Problem:

To make a simple UIMA app work over hadoop 

Assumption:

  1. You have tested hadoop and you have it running
  2. You have a standalone UIMA app which has been tested

How TO 

  1. Let the UIMA be a simple nameAnnotation example which uses a type system nameType for name annotation. Let the descriptors for them be nameAnnotator.xml and nameType.xml.
  2. Write a map and reduce classes within the application along with a job specifier.
  3. Via these map/reduce class you aim to annotate the input value which they are recieving
  4. Create a job jar out of the application.
  5. Run this over hadoop

It will not work. There are several other things which has to be taken care of before

Important Consideration (Before creating/running the Job Jar over hadoop)

  1. The jar file created should shave all the classes, descriptors of the UIMA app along with the map/reduce and job main class
  2. All import in the descriptor declared in UIMA (be it analysis engine, agg engine, cas consumer etc) should be import by name.
  3. Any such activity which involves reading of a resource should be done using the Classloader:
    For eg. Reading an xml source should be done via                                                                                                                                                                                                                         XMLInputSource in = new XMLInputSource(ClassLoader.getSystemResourceAsStream(aeXmlDescriptor),null)                                                                                                                                           i.e. inputstreams should be created using classloader
  4. Last but not the least ResourceManager should be used while producing any analysis engine/ cas consumer etc.

            E.g. ResourceManager rMng=UIMAFramework.newDefaultResourceManager();
                rMng.setExtensionClassPath(str, true); //Here str is the path to any of the resources which can be obtained via
                                                                              //ClassLoader.getSystemResource(aeXmlDescriptor).getPath()
                rMng.setDataPath(str);
                aEngine = UIMAFramework.produceAnalysisEngine(aSpecifier,rMng,null);
 
           This 4th point has to be considered as when we read a xml without using classloader by default it reads from temp task directory i.e..
               /tmp/hadoop-root/mapred/local/taskTracker/jobcache/job_200806112341_0002/task_200806112341_0002_m_000000_0/ 
           But all the resources gets unjarred in
              /tmp/hadoop-root/mapred/local/taskTracker/jobcache/job_200806112341_0002/work          
           directory 
          So to  tell the system to look out for hadoop in the correct directory we have to use Resource Manager. Actually this is required to take
          care of the the resources which UIMA will try to load because of the imports present in its various descriptors

  • No labels

5 Comments

  1. The procedure above works in distributed mode only. In standalone mode the job jar is not extracted to the job_xxxx/jars directory.
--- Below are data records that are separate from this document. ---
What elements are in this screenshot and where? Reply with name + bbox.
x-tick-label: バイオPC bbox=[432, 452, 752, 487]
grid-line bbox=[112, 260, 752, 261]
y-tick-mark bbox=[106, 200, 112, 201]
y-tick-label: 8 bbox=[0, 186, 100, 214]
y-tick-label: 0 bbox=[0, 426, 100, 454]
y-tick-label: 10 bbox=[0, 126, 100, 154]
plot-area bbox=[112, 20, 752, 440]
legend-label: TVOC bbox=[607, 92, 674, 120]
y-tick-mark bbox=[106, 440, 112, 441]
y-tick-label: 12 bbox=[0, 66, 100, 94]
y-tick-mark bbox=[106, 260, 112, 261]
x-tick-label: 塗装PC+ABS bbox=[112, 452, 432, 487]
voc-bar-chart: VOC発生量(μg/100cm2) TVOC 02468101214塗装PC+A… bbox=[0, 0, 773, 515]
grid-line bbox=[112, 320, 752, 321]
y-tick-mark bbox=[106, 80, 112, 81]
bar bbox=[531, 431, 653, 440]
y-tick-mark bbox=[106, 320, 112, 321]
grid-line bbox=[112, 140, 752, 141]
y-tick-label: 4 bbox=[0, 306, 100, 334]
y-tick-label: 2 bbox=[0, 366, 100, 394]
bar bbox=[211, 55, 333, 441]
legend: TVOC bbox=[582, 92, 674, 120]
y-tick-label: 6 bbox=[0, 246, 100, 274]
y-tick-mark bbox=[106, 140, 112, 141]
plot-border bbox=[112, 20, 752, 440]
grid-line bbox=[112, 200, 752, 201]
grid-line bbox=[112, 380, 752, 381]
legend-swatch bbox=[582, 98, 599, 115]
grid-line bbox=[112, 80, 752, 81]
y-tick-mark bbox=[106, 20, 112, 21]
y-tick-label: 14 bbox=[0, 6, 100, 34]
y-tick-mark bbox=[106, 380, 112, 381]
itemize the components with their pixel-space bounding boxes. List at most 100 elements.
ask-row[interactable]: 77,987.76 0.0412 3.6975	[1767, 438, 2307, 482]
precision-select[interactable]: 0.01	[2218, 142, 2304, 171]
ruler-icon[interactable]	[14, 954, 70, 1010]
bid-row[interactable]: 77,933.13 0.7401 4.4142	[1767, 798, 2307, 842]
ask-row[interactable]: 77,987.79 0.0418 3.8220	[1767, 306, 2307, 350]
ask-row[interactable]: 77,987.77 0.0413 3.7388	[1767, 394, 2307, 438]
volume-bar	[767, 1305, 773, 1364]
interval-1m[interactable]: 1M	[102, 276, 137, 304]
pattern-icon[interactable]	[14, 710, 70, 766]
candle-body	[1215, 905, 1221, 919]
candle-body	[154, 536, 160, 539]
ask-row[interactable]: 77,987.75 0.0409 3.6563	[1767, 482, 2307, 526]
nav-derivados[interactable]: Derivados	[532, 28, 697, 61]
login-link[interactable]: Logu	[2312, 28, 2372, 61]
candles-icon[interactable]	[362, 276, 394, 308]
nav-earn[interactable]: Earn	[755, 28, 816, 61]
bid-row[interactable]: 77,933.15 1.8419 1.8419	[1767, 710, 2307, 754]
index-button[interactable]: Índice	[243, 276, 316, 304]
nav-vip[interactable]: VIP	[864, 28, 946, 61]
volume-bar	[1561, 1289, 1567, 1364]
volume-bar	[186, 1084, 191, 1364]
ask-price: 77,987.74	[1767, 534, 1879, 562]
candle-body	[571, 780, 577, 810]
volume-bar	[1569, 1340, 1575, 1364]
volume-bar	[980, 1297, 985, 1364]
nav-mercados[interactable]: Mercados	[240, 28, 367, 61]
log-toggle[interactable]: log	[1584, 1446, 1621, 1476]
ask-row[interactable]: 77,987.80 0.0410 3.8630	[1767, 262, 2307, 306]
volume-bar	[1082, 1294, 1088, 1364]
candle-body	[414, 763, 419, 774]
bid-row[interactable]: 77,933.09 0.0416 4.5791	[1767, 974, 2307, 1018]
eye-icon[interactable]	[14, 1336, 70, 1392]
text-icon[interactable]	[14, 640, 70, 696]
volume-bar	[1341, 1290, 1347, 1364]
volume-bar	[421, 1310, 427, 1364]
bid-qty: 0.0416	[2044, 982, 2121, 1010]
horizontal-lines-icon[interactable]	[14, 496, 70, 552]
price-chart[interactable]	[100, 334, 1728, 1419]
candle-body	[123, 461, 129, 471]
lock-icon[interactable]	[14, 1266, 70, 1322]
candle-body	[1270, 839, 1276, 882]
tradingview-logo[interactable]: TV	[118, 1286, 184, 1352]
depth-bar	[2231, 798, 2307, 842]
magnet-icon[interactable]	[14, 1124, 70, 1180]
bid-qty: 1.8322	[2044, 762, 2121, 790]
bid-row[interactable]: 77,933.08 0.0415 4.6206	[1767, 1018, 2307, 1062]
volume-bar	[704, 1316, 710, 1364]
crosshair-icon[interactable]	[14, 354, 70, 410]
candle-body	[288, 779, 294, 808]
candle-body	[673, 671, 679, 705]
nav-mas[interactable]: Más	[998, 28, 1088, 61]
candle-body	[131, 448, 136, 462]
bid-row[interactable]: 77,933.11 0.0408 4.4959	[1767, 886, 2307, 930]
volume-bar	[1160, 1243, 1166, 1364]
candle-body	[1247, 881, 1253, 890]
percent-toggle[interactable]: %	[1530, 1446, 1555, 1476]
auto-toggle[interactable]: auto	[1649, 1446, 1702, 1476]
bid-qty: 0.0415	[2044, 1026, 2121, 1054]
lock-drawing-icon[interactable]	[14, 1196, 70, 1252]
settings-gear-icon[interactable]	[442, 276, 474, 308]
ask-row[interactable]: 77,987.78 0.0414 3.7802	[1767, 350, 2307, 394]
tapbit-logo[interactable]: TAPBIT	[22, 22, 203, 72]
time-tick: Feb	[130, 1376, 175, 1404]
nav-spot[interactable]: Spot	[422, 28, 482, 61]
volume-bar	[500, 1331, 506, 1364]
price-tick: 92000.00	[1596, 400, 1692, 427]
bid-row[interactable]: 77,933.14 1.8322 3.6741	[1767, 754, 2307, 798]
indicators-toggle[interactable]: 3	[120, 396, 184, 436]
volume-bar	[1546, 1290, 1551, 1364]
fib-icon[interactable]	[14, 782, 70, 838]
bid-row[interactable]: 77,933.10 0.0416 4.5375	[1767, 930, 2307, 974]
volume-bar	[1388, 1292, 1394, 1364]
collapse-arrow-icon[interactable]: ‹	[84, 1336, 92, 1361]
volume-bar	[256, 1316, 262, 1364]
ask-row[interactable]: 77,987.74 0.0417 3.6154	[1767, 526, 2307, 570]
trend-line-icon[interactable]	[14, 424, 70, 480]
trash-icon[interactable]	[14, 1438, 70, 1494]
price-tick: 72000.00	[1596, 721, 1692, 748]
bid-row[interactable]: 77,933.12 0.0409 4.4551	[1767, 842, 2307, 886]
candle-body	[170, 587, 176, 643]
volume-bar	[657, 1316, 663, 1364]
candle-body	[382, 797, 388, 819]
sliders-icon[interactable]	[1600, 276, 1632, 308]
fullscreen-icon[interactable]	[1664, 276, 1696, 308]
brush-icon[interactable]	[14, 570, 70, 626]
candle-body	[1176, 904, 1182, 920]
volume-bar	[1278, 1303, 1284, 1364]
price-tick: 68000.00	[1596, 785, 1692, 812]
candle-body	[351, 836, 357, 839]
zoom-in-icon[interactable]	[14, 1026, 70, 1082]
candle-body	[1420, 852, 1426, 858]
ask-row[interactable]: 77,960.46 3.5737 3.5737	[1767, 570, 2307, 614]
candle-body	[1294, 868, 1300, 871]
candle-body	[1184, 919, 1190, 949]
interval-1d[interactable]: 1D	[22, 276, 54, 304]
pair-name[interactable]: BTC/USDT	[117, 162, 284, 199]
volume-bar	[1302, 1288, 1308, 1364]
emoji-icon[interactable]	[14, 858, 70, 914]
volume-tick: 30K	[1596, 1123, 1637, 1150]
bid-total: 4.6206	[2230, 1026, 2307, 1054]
    It seems to be working when using relative paths for the descriptors.

  2. Please more explain about "How Running UIMA Apps on Hadoop" with example?
    Thnx

  3. Anonymous

    "1. The jar file created should shave all the classes, descriptors of the UIMA app along with the map/reduce and job main class"

    I think you mean "The jar file created should have all the classes...". Is that correct?

  4. Explanation of this article is in general and i can't understand. Please more explain with details and example.